At the start of her latest book, Jessica Trisko Darden invites readers to imagine a Nazi, someone directly involved in the murder of thousands. As the mind inevitably wanders to male faces, the Virginia Commonwealth University author continues, "What does she look like?"

"Women have long been portrayed as vulnerable in times of war, but what of the women who defy this characterization?" said Trisko Darden, Ph.D., an associate professor in the Department of Political Science in the College of Humanities and Sciences whose research looks at women as political actors. "Some of the most heinous acts committed in the name of Nazism were perpetrated by women - young and old, single and married, mothers and childless - going about their everyday lives."

Released this month, "The Accused: How Women Faced Justice for Nazi-Era Crimes" is Trisko Darden's examination of hundreds of Nazi atrocity criminal cases, prosecuted in Germany and formerly Nazi-occupied countries, to understand what led women to commit war crimes - and the consequences they ultimately faced.

VCU News spoke to Trisko Darden about her research and the wide-ranging women perpetrators of "The Accused."

What is the origin of "The Accused"?

On my first trip to the United States Holocaust Memorial Museum in Washington, I did what I typically do at museums: check out the gift shop. At the time, I was researching women's involvement in the emerging conflict in Eastern Ukraine, which erupted into full-scale war between Russia and Ukraine in 2022.

While I was walking around the gift shop, I saw Wendy Lower's 2013 book, "Hitler's Furies," on the shelves. Here was a book examining women's participation in political violence in a very different context: the Holocaust.

Lower's research unnerved me in what could only be termed an "academically productive" way. I went on to write a book and several articles on women's involvement in the war in Ukraine as well as contemporary war crimes in other contexts.

Still, I was plagued by a question that I just couldn't let go: How many women were involved in Nazi-era crimes?

So, how did you go about answering that question?

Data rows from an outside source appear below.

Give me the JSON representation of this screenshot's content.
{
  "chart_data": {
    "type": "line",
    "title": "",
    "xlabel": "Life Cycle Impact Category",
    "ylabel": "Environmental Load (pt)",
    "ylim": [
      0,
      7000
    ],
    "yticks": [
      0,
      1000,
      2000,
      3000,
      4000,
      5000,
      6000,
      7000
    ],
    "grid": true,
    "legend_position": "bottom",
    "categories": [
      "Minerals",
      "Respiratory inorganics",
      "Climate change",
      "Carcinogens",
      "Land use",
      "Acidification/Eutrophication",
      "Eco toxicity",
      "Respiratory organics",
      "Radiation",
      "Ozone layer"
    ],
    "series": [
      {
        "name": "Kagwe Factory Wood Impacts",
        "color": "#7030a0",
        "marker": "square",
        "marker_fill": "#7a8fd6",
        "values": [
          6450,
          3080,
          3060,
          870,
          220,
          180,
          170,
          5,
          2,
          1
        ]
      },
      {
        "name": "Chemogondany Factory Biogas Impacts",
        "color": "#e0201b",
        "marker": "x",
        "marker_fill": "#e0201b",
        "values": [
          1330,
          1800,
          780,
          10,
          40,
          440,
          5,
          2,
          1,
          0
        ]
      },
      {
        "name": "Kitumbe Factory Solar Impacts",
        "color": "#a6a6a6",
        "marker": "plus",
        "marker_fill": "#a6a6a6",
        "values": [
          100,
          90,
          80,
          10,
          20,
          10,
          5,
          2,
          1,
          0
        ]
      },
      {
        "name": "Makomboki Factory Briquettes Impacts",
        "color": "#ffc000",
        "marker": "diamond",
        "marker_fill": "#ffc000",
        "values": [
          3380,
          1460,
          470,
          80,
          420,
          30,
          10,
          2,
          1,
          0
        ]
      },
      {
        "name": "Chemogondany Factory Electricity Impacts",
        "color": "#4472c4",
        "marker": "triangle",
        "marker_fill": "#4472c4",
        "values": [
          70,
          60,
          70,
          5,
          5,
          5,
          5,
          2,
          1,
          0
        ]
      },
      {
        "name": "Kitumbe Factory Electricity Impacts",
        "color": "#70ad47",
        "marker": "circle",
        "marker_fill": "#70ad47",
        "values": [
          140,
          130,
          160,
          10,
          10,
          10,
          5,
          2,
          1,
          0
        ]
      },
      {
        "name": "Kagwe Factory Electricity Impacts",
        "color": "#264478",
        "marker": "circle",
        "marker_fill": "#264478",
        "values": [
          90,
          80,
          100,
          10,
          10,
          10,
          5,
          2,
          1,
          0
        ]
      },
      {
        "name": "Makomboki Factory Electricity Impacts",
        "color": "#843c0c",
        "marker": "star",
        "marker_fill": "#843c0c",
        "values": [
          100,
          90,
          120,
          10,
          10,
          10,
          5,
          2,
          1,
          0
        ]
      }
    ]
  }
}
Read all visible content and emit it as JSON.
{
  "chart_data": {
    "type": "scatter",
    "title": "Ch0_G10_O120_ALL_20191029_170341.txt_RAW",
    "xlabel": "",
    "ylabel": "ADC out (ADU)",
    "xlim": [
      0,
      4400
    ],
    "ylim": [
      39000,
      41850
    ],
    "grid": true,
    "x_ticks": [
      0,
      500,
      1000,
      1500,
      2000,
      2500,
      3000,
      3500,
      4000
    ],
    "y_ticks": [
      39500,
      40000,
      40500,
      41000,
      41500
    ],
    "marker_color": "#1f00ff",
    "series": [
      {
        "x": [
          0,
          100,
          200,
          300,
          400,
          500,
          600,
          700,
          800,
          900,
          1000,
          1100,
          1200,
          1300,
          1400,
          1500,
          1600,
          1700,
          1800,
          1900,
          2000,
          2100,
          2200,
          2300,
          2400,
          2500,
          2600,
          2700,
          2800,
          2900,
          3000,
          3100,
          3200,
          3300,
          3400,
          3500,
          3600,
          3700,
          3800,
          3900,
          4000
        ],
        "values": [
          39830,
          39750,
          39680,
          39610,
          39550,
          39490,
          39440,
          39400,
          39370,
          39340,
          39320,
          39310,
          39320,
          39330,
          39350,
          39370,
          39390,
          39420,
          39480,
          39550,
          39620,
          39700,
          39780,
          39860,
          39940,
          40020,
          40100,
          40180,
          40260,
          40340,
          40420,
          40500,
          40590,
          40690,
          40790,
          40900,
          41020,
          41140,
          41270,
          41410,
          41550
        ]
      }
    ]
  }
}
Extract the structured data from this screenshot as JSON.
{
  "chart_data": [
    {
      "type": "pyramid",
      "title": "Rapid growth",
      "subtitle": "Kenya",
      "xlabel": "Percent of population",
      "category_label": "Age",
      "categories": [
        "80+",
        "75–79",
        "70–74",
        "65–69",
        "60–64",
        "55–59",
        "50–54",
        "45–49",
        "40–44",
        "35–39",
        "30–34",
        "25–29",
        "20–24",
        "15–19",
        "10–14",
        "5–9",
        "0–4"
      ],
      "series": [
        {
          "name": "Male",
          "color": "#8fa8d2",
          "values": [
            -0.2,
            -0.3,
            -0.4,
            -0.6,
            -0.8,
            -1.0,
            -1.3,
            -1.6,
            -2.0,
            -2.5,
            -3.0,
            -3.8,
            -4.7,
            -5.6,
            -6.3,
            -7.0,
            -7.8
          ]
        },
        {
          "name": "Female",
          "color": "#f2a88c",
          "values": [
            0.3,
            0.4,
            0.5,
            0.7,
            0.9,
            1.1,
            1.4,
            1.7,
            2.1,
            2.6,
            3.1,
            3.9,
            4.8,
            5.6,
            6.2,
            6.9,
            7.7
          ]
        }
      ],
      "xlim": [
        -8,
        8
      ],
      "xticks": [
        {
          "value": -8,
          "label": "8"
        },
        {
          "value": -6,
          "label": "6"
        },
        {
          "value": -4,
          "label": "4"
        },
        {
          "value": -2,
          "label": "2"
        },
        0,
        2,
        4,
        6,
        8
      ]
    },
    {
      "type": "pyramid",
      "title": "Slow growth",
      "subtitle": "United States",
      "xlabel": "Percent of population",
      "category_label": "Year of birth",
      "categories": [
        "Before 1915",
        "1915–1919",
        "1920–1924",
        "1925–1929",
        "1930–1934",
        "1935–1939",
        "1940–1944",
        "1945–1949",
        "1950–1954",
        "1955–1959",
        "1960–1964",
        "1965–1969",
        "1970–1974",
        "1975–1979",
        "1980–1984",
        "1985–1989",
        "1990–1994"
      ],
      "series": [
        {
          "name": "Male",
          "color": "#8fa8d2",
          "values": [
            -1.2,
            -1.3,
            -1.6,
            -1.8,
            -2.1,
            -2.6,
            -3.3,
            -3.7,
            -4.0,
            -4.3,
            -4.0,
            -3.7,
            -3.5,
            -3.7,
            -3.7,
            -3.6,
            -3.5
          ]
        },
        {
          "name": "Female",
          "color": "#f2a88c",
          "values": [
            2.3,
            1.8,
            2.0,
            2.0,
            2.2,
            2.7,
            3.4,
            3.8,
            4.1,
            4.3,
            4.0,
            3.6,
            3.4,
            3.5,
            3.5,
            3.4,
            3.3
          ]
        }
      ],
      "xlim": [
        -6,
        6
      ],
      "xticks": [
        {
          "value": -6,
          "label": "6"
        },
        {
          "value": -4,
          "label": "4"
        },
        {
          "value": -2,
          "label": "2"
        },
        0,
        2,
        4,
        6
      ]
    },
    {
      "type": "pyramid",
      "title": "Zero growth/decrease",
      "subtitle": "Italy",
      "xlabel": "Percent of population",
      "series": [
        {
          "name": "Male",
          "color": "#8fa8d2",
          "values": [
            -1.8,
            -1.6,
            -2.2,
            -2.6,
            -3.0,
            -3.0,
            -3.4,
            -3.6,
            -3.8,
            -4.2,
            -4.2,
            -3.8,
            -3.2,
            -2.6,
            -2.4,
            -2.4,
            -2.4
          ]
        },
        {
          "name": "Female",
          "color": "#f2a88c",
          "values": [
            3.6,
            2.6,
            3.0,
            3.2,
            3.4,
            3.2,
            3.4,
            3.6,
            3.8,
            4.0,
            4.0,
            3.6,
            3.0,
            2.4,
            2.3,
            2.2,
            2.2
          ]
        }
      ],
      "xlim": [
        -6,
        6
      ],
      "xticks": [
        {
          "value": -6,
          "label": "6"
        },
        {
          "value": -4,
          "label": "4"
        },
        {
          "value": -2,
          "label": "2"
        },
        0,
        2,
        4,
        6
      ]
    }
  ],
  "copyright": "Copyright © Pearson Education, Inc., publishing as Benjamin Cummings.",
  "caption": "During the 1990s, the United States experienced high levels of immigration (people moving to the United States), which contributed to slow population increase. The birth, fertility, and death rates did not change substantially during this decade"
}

I emailed prominent scholars asking whether they knew how many women had been charged with war crimes in their respective countries. I was told that records had been destroyed or were still locked up, if they were kept at all.

Finally, I turned to the reference librarians at the United States Holocaust Memorial Museum to see if they knew of more stones for me to overturn. There, where my very obsession with the question of the extent of women's involvement in the crimes of the Holocaust began, I received the beginning of the answer: I could simply count them. So, I spent the next three years doing just that.

Were you surprised by what you found?

I was certainly surprised by the wide range of women who were accused of participating in Nazi-era crimes. There was no one "type." Elderly women, who came of age well before the Nazis came to power, reported Jewish women for failing to wear their mandatory yellow Jewish stars. Young women who had just finished school went to work in concentration camps. Even best friends or sisters-in-law turned on one another and used the Nazi system to settle scores.

Widely held conceptions of war criminals can be one-dimensional. But you argue that there is far more nuance.

Examining women's power in context - by focusing on the conditions under which women perpetrated atrocity crimes, rather than solely on the specific crimes that they committed - provides a more holistic understanding of women's behavior and can help us understand why such a broad range of women were accused of Nazi-era crimes.

It is undoubtedly true that women suffer, in unique ways, during war. However, women nevertheless have access to unique sources of power and influence that are not available to all men, and even the most oppressed and underprivileged women still have personal agency.

The book argues that we need to pay more attention to the complex relationships between gender, race (Jews were defined as a distinct race) and power in Nazi Germany. The interaction of these factors shaped whether women had access to power and how that power could be harnessed.

Can you share some examples?

For instance, empowered perpetrators benefited from the racial policy of Nazi Germany and the privileges given to Nazi Party members. The women I call subjected servants had formal roles in the Nazi regime as teachers, nurses, etc. and were protected from persecution, but for the most part they were simply trying to do their jobs as they understood them in a turbulent time. In comparison, opportunistic beneficiaries used the Nazi system to their advantage by exploiting forced laborers, attempting to appropriate property or obtaining divorces.

Some of the most interesting stories in "The Accused" are about those who were entangled victims - who were victimized by the Nazi regime but nevertheless put in positions where they committed crimes on its behalf.

For instance, unemployed German women were subject to conscription into the military. They were put to work in military factories or as guards in concentration camps. This was also true of women who were imprisoned because they violated Nazi law by, for instance, having personal relationships with Jewish or Polish men. Once in the camps, these German women were privileged in comparison with Jewish and other prisoners who faced extermination. But their stories are complex and worthy of our investigation.

What can this history teach us in the present?

We should never underestimate women's contributions, no matter what the context. We tend to think of women exclusively as victims, but women are also regime supporters and enforcers. Women commit acts of terrorism and violence. We do history a disservice when we look away from this reality.